Eight towns make up the Rutland Northeast Supervisory Union. Before the Act 46 merger, there were eleven separate school boards. Now, there are only three making decisions for all of the communities. “The number one benefit out of this is opportunity for students," said RNESU Superintendent Jeanne Collins.

Before voters approved the merger in January of 2016, each town had its own school budget with different levels of spending. Spending that some say led to educational inequities in elementary schools and that came to light when students arrived at Otter Valley Union High School.

“Before all of this, I used to be able to tell when they came into the building and when I started having them in class, which schools they had come from, just based on their personalities, their learning, what they knew, what they didn’t know," said Jeff Hull, a parent and teacher at Otter Valley for 22 years.

With multiple elementary schools, parents can choose the best fit for their family. Hull and his wife Stephanie homeschooled two of their four children before the merger. They felt their kids were not receiving the resources they needed at their town school. Now, with school choice, their two youngest go to Neshobe School.

“The fact that Neshobe was already at that level and they were working to bring the other schools up to that level was a big factor for us as well. There were so many more options for them at Neshobe," said Stephanie Hull.

One conversation that emerges in many Act 46 districts is whether to close some elementary schools and consolidate students. That can lead to pushback from parents who want to keep their community schools. Rutland Northeast is also having those conversations. “The board and the communities really don’t want to close schools. In many cases, our small schools are the heart of the community," says Superintendent Collins.

Instead of closing schools, the boards looked at enrollment at three small K-6 schools within miles of each other and re-grouped students by grade level. That’s working for now, but the future of the smallest schools in the district are still in doubt.

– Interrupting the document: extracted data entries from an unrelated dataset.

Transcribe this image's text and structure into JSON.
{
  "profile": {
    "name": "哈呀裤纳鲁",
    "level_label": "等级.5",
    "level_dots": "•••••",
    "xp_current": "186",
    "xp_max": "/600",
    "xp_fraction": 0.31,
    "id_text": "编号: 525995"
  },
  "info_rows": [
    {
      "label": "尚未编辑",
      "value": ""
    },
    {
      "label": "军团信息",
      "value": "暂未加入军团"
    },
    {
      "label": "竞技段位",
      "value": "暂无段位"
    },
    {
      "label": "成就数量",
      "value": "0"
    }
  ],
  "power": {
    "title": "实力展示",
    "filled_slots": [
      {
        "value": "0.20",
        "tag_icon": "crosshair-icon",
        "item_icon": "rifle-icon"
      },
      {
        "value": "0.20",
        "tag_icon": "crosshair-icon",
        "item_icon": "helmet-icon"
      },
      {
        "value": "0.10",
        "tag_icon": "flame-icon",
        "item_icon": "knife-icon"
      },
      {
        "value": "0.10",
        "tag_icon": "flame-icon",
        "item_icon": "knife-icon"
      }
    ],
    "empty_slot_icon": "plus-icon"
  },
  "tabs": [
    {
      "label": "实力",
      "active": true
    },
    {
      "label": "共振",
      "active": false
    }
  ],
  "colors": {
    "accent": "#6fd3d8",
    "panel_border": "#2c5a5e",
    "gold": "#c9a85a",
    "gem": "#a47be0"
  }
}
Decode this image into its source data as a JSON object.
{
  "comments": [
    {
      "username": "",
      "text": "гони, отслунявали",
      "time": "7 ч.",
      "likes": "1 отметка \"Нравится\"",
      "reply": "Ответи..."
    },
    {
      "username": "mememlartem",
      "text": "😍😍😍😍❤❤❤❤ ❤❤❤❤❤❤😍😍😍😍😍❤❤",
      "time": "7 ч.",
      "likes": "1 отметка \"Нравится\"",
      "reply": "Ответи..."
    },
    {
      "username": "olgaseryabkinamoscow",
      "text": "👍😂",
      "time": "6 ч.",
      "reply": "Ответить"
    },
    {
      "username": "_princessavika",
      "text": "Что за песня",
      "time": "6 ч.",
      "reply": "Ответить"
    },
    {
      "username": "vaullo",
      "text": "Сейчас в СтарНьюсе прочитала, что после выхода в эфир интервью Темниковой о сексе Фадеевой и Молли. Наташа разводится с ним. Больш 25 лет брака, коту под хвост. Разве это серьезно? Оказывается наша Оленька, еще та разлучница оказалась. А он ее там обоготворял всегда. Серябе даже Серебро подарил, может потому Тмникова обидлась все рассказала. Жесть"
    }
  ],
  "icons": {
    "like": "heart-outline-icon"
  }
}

School officials say it’s a challenge to convince families to give up their local school or pay for investments in schools in other parts of the supervisory union. Collins says that was the case with a twice-defeated school bond. “'I live in Pittsford, why should I pay for something in Brandon?' And so there still is not that sense of, we’re all one, and if we invest in the schools that we do have and they feed into Otter Valley, it benefits everybody," said Collins.